Fitzgerald selbst scheint manchmal zu zweifeln (aber das scheint wohl nur so).
Sein junger Begleiter ist voller Skrupel, ob er das Richtige tut.
Und als er eines Tages verzweifelt und wütend auf seinen Anführer Fitzgerald zielt und endlich eine Antwort wegen der Indianer am Fluss will, entreisst der ihm das Gewehr, dreht es um und drückt schliesslich ab. Klick. Und meint dann lakonisch: "Wenn Du das nächste Mal auf jemanden schiessen willst, sorge dafür, dass Pulver im Lauf ist!". Könnte 1:1 'Seewolf' Larsen sein, der da spricht.
Glass selbst kommen am Ende angesichts der Vollendung seiner Rache Bedenken.
Der einzelne Indianer zielt auf Glass, als der - vom Feuer angelockt - hungrig angekrochen kommt, aber tötet ihn dann nicht, sondern wirft ihm einen Batzen Fleisch hin.
Der prinzipientreue Captain der Truppe will Glass zunächst den Gnadenschuss geben, als es mit der Trage des Schwerverletzten nicht mehr bergauf geht, ein Aufenthalt hier aber alle gefährden würde. Drückt dann aber nicht ab.
Später will derselbe Captain den geflüchteten Fitzgerald ins Fort zurückholen, um ihn vors Militärgericht zu stellen - und bezahlt den Dienst nach Vorschrift mit dem eigenen Leben.

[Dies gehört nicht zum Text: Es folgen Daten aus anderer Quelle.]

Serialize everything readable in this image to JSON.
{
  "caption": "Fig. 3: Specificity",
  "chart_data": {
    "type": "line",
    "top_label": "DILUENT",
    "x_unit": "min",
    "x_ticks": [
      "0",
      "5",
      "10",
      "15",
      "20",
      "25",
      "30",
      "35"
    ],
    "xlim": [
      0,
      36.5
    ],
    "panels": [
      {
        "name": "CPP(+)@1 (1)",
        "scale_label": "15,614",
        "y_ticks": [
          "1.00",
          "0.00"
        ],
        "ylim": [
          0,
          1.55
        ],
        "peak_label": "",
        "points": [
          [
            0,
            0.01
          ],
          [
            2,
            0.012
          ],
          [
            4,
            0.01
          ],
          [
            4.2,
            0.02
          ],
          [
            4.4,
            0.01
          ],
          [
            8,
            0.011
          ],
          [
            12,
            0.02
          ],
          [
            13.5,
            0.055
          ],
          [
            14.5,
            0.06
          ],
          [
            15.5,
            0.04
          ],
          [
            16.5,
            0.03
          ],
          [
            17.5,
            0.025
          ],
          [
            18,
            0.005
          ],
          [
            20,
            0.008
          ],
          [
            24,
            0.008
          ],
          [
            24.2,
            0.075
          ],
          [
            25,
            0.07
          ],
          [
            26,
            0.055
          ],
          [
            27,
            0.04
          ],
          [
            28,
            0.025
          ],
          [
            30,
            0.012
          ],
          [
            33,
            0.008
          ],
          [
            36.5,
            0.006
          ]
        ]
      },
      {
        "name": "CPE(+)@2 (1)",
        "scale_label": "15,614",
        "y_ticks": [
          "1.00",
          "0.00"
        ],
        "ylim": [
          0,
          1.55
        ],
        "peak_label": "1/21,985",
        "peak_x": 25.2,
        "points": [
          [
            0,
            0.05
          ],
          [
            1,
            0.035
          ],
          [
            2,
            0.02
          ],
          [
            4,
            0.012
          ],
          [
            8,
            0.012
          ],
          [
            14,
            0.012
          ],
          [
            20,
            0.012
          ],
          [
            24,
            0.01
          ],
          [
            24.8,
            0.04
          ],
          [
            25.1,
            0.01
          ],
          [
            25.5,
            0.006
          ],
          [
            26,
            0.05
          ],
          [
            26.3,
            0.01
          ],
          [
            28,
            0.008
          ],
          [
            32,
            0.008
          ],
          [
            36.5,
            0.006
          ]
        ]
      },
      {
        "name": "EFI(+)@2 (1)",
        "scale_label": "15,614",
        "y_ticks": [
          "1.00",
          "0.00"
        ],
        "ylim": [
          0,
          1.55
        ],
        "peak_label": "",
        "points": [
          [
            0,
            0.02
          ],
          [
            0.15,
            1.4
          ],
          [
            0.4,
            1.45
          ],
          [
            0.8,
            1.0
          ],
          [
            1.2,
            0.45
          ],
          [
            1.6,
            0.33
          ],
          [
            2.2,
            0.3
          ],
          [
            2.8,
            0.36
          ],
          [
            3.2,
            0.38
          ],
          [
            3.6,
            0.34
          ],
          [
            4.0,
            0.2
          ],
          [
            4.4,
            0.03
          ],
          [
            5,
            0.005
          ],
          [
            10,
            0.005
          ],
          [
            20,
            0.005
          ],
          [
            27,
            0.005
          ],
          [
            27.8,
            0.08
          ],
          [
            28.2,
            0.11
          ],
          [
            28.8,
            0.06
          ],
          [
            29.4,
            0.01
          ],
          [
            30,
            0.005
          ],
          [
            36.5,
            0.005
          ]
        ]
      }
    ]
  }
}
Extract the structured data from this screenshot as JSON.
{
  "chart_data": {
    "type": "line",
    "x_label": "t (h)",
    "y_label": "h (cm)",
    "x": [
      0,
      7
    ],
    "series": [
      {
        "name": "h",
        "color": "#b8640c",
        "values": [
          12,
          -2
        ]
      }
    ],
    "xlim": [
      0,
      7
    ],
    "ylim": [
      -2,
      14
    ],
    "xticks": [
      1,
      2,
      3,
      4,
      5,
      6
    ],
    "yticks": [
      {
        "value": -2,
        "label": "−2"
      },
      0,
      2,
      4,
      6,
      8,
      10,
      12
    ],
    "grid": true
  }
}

Und dann ist da noch die Indianertochter, die von Glass aus dem Lager der Franzosen befreit wurde, die aber am Ende im Beisein ihres Stammes wort- und grusslos an Glass vorbeireitet, wohl weil der zur 'falschen Seite' gehört - erinnert etwas an die wortlose Szene im Park am Ende vom
Dritten Mann (The Third Man, 1949). Oder an die letzte Szene in
Der Name der Rose (Jean-Jacques Annaud, 1986), nur dass da der Novize grusslos an 'seiner' unbenannten Schönen vorbeireitet (EDIT: Habe mir die Szene nun nochmals angesehen: Stimmt nicht ganz! Er hält an, sie greift seine Hand, er zögert, trifft dann eine Entscheidung und dreht sich im Wegreiten nochmals nach ihr um - dann folgt der Off-Kommentar mit der Begründung (er selbst aus der späteren Erinnerung), während beide Reiter langsam in der verschneiten Landschaft verwinden).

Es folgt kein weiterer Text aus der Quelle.